A slope less than 1 means the model is conservative at the extremes: it underestimates how likely a very dominant team is to win (high end of the expected-win-rate scale) and overestimates how likely a very weak team is to win (low end). In practice, this means the model slightly compresses confidence at the tails rather than predicting blowout win rates. The Valve team considers this a reasonable trade-off for the current Major cycle.

Evaluation parameters

The fit script uses these default parameters, defined in fit.js:
ParameterValueDescription
rd75Fixed Glicko rating deviation used for win-probability calculations
sampleWindow7 daysWidth of each evaluation step (one week of matches)

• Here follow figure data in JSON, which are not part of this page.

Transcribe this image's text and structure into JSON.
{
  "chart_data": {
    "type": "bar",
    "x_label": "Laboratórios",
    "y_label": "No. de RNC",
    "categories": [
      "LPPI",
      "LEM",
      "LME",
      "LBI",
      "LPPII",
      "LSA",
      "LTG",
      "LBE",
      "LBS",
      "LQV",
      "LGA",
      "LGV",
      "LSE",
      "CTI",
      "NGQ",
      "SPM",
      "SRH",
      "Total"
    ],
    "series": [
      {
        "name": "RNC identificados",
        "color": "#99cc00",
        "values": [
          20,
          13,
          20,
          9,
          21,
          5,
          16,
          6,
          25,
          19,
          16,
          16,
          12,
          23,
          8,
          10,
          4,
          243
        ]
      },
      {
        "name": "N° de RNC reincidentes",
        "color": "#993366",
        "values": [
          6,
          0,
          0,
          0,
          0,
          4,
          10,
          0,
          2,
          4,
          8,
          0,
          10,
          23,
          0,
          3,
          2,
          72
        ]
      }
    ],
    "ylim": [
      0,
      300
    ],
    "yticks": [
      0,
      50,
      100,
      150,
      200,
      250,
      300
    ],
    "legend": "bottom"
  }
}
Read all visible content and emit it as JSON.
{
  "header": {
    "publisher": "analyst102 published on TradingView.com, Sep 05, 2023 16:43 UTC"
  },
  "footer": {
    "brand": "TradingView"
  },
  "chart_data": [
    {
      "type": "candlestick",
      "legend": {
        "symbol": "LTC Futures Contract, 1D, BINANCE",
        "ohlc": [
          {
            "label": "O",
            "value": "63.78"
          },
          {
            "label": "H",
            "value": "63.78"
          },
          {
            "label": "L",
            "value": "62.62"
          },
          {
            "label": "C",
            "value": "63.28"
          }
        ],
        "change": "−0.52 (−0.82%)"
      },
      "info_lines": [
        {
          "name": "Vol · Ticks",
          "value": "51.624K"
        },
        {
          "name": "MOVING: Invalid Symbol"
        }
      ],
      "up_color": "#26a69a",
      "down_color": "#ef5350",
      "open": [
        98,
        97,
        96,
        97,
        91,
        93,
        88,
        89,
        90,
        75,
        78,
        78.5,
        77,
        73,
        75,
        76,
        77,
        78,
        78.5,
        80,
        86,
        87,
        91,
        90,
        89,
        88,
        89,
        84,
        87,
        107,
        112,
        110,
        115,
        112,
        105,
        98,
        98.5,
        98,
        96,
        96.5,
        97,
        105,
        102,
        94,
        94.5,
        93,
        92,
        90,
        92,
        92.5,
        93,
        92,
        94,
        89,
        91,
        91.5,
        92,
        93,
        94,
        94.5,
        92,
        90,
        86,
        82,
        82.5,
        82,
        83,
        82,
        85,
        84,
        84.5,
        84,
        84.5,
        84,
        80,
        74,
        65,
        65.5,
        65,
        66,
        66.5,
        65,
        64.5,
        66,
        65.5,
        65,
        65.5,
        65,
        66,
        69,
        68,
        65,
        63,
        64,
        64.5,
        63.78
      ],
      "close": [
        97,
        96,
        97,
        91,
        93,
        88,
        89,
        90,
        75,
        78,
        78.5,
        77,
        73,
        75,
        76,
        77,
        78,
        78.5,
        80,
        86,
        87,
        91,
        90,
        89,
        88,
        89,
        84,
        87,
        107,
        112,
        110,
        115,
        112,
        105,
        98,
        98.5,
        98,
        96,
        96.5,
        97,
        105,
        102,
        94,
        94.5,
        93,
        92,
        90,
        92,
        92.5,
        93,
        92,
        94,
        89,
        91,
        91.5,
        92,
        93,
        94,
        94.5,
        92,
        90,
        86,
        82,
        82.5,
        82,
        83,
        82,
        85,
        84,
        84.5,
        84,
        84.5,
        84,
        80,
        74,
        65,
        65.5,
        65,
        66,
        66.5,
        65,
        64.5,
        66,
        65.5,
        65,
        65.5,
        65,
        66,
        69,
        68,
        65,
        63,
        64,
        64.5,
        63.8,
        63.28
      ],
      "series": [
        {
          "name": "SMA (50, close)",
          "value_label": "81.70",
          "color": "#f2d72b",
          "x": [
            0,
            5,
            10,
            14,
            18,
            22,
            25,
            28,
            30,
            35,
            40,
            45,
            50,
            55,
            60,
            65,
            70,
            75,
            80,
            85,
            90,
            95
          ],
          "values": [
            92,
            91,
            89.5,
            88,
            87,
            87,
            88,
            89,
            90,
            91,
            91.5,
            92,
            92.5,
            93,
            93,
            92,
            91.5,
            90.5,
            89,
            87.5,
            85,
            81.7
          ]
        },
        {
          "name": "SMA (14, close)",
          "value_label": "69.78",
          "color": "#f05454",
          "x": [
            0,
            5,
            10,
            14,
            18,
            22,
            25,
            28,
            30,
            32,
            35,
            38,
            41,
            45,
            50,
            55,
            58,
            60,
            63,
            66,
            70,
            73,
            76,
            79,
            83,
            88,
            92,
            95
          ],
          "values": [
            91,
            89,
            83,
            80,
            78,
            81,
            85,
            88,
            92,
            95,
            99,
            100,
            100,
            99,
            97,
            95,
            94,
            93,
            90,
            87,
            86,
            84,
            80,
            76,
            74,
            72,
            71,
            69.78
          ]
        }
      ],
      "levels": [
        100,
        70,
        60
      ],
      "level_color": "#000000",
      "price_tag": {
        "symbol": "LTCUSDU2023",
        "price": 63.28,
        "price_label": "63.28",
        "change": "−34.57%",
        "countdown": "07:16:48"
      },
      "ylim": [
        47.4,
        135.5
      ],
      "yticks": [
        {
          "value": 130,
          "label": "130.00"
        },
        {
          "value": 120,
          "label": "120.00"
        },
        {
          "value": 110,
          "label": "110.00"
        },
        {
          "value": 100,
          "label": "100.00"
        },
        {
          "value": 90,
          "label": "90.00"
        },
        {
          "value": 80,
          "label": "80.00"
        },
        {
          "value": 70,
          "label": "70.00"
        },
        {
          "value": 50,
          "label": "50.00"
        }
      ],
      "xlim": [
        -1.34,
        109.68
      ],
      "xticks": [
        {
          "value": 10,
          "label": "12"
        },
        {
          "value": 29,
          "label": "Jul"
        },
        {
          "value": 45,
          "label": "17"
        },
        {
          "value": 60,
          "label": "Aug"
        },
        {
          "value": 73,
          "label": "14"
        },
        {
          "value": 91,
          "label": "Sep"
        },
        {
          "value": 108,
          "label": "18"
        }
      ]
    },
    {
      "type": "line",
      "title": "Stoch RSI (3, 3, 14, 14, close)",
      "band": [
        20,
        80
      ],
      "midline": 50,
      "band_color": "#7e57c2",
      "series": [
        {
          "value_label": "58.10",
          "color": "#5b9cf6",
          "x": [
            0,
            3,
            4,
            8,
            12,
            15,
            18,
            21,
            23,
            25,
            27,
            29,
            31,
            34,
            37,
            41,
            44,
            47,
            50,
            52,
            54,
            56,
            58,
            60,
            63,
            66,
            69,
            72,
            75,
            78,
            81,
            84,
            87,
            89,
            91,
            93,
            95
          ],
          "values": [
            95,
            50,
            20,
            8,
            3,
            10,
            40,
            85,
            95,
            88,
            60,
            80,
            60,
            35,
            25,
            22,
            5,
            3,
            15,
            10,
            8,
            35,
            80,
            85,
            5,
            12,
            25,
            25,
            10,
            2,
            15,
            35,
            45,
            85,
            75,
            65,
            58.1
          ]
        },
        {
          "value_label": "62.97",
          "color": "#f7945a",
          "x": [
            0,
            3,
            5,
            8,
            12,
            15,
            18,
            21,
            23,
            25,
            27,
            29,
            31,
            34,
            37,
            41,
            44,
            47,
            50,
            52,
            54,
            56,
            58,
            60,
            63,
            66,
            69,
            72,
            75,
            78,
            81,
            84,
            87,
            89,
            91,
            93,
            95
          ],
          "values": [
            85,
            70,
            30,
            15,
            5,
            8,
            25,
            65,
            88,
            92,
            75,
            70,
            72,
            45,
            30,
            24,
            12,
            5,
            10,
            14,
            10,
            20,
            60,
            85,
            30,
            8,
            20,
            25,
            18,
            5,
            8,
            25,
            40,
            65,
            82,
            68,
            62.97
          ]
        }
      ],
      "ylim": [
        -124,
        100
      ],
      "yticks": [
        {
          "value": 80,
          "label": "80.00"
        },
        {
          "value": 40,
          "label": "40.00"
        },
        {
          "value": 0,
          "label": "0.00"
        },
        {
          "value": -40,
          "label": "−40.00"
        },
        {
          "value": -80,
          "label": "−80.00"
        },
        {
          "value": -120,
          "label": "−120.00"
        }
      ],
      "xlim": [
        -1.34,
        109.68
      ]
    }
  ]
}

analysisWindow~4 monthsTotal historical period examined
The model parameters are intentionally open for community experimentation. Try adjusting the scoring factors, age-weight decay, or event-weight multipliers in the ranking code and re-run the fit script to see whether your changes improve or hurt the rho score. Valve has stated they are open to considering alternative models that perform well and meet the transparency and game-resistance goals. See the repository readme for details.